Conventional molecular tests, including fluorescence in situ hybridization (FISH), immunohistochemistry (IHC), and polymerase chain reaction (PCR), have improved diagnostic precision for select gene fusions, but their limited coverage can miss novel or rare events [4, 5]. Next-generation sequencing (NGS) expands genomic interrogation, though DNA-based panels may overlook intronic breakpoints or non-expressed rearrangements [6,7,8,9]. By detecting spliced, functional transcripts, RNA-based NGS offers a broader view of potential oncogenic fusions [8,9,10].

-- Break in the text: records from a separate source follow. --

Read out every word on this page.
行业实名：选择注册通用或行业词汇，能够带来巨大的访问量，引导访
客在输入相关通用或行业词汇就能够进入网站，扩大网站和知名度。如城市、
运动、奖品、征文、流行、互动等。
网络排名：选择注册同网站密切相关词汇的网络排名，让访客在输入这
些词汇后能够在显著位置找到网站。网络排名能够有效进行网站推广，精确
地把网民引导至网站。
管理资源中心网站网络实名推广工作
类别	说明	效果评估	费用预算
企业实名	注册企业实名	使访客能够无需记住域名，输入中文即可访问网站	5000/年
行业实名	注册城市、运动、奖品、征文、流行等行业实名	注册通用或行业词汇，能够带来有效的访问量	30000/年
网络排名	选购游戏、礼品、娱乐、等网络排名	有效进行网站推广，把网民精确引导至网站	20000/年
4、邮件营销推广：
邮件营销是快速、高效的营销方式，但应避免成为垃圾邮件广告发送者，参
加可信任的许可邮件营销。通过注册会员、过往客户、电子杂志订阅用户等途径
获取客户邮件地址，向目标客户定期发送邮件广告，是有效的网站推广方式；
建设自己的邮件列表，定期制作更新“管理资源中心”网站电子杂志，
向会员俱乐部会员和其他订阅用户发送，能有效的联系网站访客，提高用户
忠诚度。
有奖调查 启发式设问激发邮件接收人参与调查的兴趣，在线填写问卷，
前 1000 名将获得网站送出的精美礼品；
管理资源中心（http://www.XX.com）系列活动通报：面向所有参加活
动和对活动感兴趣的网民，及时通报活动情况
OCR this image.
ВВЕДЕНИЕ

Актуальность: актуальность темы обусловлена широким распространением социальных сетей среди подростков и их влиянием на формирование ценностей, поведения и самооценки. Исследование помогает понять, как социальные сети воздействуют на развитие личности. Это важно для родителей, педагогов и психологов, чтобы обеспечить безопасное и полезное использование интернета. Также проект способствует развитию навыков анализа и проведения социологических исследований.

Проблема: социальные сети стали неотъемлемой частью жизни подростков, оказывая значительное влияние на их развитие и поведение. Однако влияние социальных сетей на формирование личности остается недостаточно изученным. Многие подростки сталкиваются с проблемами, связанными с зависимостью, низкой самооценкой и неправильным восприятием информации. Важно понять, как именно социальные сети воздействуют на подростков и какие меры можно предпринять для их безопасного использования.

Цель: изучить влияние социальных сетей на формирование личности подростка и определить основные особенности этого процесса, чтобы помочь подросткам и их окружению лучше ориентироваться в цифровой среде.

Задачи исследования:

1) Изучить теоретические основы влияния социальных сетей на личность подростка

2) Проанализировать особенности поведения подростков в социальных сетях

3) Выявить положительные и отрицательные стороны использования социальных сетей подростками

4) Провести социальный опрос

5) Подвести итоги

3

To date, there is limited data on the clinical impact of targeted RNA sequencing in large cohorts of Chinese sarcoma patients, and previous Chinese sarcoma NGS studies have limited sample sizes, failing to encompass the complexity of sarcoma subtypes, undermining their representativeness [11,12,13]. To address these gaps, we conducted the largest multicenter investigation to date in China, enrolling 788 patients to systematically assess the performance of combined DNA and RNA NGS in diagnosing sarcomas. This integrated approach enabled us to uncover subtypes with high misdiagnosis rates, refine diagnostic accuracy, and illuminate novel actionable fusions. Our findings aim to guide clinicians in accelerating precise, personalized care for sarcoma patients in China and, by extension, in other populations with similar diagnostic challenges.
In this multicenter retrospective study, we enrolled 788 patients diagnosed with soft tissue or bone sarcomas and performed targeted RNA sequencing (Fusioncapture) on all available tumor samples. Corresponding histopathology and IHC results, as well as DNA-based NGS data, were retrieved for comparison. Fusions detected uniquely by RNA sequencing were subjected to orthogonal validation (e.g., FISH or Sanger sequencing) when additional specimen material was available. Detailed methodology, including panel composition, sequencing protocols, bioinformatics pipelines, validation assays, and inclusion criteria, are provided in the Additional file 1.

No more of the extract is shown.